“Our bookings are matching and in some cases exceeding our bookings of 2019, especially in the UK,” said Stewart Moore, CEO, CRM Students. “Domestic demand is actually higher than it was before the pandemic. There is confidence in the market, but international bookings are not where they were yet.”
It has been a rollercoaster year for the sector but it looks like it will end on a high note.
“In January we were 70% down, in May we are 130% up and we are above 2019 levels,” said Dan Baker, general manager EMEA, student.com. “May has been a real shift for us, getting back to business. We’re seeing a huge compression of demand in the last months of the booking cycle. People are booking in multiple locations and waiting to see what happens.”
Students hedge their bets amidst virus uncertainty
Given the uncertainty over coronavirus restrictions, many international students are hedging their bets.

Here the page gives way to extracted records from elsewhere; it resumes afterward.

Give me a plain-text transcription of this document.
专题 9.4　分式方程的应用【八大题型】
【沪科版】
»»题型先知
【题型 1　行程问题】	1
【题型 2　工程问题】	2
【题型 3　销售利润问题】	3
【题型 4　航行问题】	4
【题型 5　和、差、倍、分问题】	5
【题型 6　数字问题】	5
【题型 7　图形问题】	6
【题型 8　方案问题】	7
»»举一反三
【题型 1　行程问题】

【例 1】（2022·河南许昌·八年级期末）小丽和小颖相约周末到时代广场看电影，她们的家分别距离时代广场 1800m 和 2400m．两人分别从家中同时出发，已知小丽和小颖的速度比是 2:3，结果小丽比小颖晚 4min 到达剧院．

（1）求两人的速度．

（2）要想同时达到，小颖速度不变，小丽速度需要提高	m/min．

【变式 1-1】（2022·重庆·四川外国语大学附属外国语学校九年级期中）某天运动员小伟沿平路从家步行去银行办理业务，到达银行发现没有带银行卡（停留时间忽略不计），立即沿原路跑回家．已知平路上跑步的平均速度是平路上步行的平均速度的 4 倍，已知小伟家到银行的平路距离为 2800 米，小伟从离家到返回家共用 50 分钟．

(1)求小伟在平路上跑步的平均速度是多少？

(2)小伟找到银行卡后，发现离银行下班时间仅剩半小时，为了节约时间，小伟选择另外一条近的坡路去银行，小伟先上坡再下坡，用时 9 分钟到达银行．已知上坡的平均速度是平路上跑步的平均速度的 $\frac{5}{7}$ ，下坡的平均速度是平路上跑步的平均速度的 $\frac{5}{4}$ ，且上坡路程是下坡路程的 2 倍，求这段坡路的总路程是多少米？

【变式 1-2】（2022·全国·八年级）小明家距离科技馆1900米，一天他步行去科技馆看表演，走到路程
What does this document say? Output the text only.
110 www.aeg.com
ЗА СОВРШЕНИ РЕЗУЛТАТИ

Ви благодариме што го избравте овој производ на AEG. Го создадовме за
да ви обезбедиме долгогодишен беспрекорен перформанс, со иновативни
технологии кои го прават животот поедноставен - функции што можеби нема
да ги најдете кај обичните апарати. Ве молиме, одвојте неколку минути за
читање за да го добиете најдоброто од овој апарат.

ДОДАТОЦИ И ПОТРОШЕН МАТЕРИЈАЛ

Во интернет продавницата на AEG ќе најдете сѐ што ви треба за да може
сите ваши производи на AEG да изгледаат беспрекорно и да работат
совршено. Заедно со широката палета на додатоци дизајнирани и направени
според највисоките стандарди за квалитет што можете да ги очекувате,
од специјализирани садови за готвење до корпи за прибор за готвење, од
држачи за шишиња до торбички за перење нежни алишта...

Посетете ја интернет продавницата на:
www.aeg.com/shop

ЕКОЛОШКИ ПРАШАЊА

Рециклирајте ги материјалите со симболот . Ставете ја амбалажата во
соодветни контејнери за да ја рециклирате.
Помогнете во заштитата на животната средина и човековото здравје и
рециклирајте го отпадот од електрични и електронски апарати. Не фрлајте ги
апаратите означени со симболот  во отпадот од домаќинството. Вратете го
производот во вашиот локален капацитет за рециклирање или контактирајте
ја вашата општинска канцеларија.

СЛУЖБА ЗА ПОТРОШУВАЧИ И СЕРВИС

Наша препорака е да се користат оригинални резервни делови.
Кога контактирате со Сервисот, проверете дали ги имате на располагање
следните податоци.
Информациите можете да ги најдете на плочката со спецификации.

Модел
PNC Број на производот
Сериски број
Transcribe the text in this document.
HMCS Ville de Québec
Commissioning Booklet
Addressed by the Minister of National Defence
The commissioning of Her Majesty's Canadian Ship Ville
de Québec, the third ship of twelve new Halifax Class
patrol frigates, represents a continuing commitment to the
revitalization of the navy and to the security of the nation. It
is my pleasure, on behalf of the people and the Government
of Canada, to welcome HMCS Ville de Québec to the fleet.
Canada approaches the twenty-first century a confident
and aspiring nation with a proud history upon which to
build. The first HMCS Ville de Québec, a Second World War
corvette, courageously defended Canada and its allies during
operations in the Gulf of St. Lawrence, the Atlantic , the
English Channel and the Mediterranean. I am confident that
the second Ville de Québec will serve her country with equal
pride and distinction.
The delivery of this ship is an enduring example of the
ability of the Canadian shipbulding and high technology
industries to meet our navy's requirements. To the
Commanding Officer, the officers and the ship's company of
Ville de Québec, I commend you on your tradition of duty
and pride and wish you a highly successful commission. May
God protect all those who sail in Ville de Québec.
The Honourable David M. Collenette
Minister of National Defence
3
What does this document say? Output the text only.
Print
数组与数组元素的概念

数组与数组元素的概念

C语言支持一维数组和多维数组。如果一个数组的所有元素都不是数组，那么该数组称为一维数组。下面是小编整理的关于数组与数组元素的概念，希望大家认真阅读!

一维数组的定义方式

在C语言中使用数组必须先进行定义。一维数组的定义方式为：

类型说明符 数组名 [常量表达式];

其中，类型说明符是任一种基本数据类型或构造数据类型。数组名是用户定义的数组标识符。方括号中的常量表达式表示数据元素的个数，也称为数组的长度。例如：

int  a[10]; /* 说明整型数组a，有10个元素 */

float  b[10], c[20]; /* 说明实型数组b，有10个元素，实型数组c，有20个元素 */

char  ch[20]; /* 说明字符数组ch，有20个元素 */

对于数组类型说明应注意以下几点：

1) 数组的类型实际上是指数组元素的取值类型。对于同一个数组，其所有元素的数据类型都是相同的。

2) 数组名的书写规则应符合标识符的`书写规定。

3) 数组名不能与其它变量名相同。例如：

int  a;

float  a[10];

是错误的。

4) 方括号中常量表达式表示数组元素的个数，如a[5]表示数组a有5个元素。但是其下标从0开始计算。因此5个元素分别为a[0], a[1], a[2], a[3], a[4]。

“Asian students are booking in multiple countries, reserving places at universities around the world and then choosing where to go depending on the situation, so August and September will be very busy months for accommodation,” said Moore.
Bonard research shows that first-year applications have increased despite the pandemic. In the US in March 2021 there was an 11% increase compared to March 2020. In the UK and in Ireland applications went up by 8.5% this year compared to last year.
“The fact that student applications are increasing sends a strong message for the next academic year,” said Martin Varga, business development manager, Bonard. “There is a great willingness on the part of students to be back on campus and on the part of universities to offer face-to-face tuition. It’s a positive trend that is supported by the vaccine rollout.”
A snap poll conducted at the briefing showed a strong belief that the vast majority of international students will arrive on site in September 2021: three quarters of delegates expect that between 80% and 100% of places will be filled.